Abstract

Abstract Recent scholarship on the bildungsroman highlights the ideological implications of bildung in relation to empire and human rights discourse. This essay adds to that scholarship by reading the postcolonial bildungsroman as an expression of the erosion of national sovereignty after decolonization. Bildung in post-SAP (Structural Adjustment Program) novels is contested because the development of a fully modern personality—rational, cosmopolitan, economically agentive, entrepreneurial, nonadversarial—privileged by modernization theory and global institutions symbolically undermines the political sovereignty promised by decolonization. Through an analysis of Pankaj Mishra's The Romantics, this essay argues that such contestation of bildung in post-SAP postcolonial bildungsromans generates narratives of negation in which the imagining of bildung is always deferred to imaginative and political futures.
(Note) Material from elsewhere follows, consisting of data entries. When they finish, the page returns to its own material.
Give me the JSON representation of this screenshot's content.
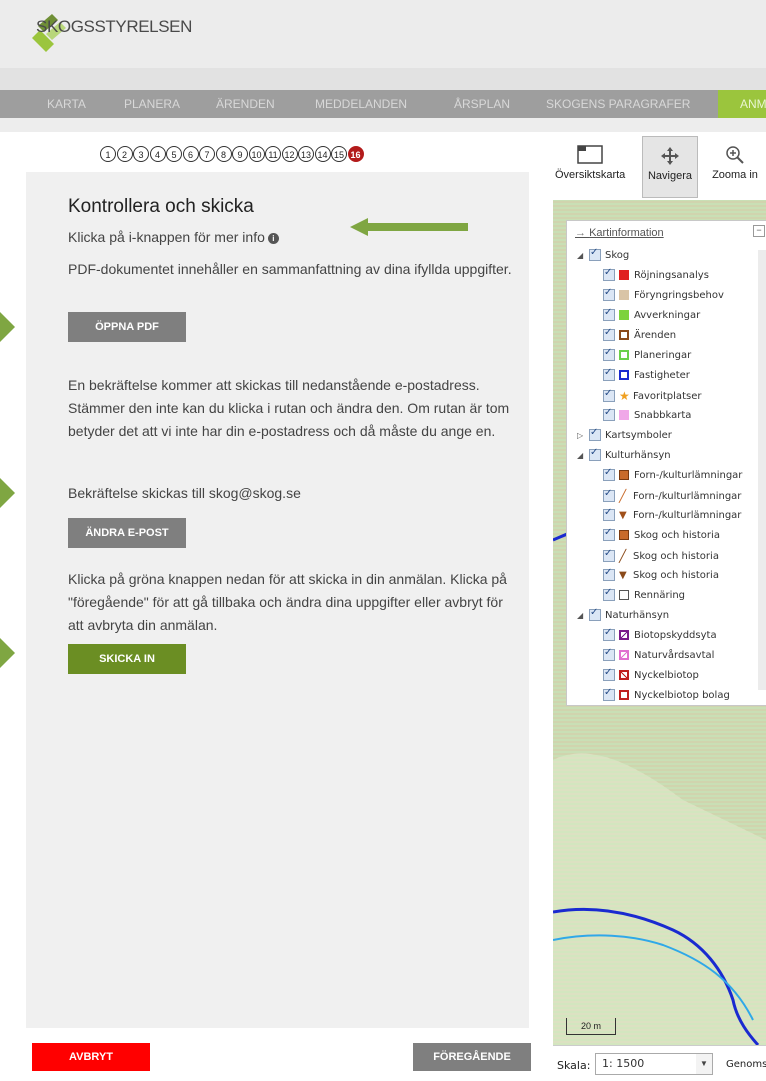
{
  "header": {
    "logo_text": "SKOGSSTYRELSEN"
  },
  "nav": {
    "items": [
      "KARTA",
      "PLANERA",
      "ÄRENDEN",
      "MEDDELANDEN",
      "ÅRSPLAN",
      "SKOGENS PARAGRAFER",
      "ANM"
    ]
  },
  "steps": {
    "labels": [
      "1",
      "2",
      "3",
      "4",
      "5",
      "6",
      "7",
      "8",
      "9",
      "10",
      "11",
      "12",
      "13",
      "14",
      "15",
      "16"
    ],
    "active": "16"
  },
  "panel": {
    "title": "Kontrollera och skicka",
    "info_hint": "Klicka på i-knappen för mer info",
    "pdf_text": "PDF-dokumentet innehåller en sammanfattning av dina ifyllda uppgifter.",
    "open_pdf": "ÖPPNA PDF",
    "confirm_text": "En bekräftelse kommer att skickas till nedanstående e-postadress. Stämmer den inte kan du klicka i rutan och ändra den. Om rutan är tom betyder det att vi inte har din e-postadress och då måste du ange en.",
    "confirm_email": "Bekräftelse skickas till skog@skog.se",
    "change_email": "ÄNDRA E-POST",
    "submit_text": "Klicka på gröna knappen nedan för att skicka in din anmälan. Klicka på \"föregående\" för att gå tillbaka och ändra dina uppgifter eller avbryt för att avbryta din anmälan.",
    "submit": "SKICKA IN"
  },
  "footer": {
    "cancel": "AVBRYT",
    "previous": "FÖREGÅENDE"
  },
  "map_tools": {
    "overview": "Översiktskarta",
    "navigate": "Navigera",
    "zoom_in": "Zooma in"
  },
  "legend": {
    "title": "Kartinformation",
    "groups": [
      {
        "label": "Skog",
        "items": [
          {
            "label": "Röjningsanalys",
            "color": "#e02020"
          },
          {
            "label": "Föryngringsbehov",
            "color": "#c8a882"
          },
          {
            "label": "Avverkningar",
            "color": "#7dd23c"
          },
          {
            "label": "Ärenden",
            "color": "#8a4a1a"
          },
          {
            "label": "Planeringar",
            "color": "#6ad04a"
          },
          {
            "label": "Fastigheter",
            "color": "#1a2ad0"
          },
          {
            "label": "Favoritplatser",
            "color": "#f0a020"
          },
          {
            "label": "Snabbkarta",
            "color": "#e070d0"
          }
        ]
      },
      {
        "label": "Kartsymboler",
        "items": []
      },
      {
        "label": "Kulturhänsyn",
        "items": [
          {
            "label": "Forn-/kulturlämningar",
            "color": "#c86a2a"
          },
          {
            "label": "Forn-/kulturlämningar",
            "color": "#c86a2a"
          },
          {
            "label": "Forn-/kulturlämningar",
            "color": "#a0501a"
          },
          {
            "label": "Skog och historia",
            "color": "#c86a2a"
          },
          {
            "label": "Skog och historia",
            "color": "#8a4a1a"
          },
          {
            "label": "Skog och historia",
            "color": "#8a4a1a"
          },
          {
            "label": "Rennäring",
            "color": "#555555"
          }
        ]
      },
      {
        "label": "Naturhänsyn",
        "items": [
          {
            "label": "Biotopskyddsyta",
            "color": "#7a1a8a"
          },
          {
            "label": "Naturvårdsavtal",
            "color": "#e070d0"
          },
          {
            "label": "Nyckelbiotop",
            "color": "#c02020"
          },
          {
            "label": "Nyckelbiotop bolag",
            "color": "#c02020"
          }
        ]
      }
    ]
  },
  "scale": {
    "label": "Skala:",
    "value": "1: 1500",
    "extra": "Genoms",
    "bar_label": "20 m"
  }
}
In The Romantics, bildung turns into an enduring historical trauma; Mishra juxtaposes various trajectories of individual and national growth both before and after India's adoption of SAP policies in 1991 to show how the symbolic realization of full and free personality development would paradoxically negate the claims to sovereignty that elevate such personality development as an expression of successful modernization. In The Romantics, as in Chimamanda Adichie's Purple Hibiscus and Mohsin Hamid's How to Get Filthy Rich in Rising Asia, the negation of successful bildung—and the deferral of fully formed visions of “development”—become the only registers in which to register liberatory growth in the peripheries of the capitalist world-economy.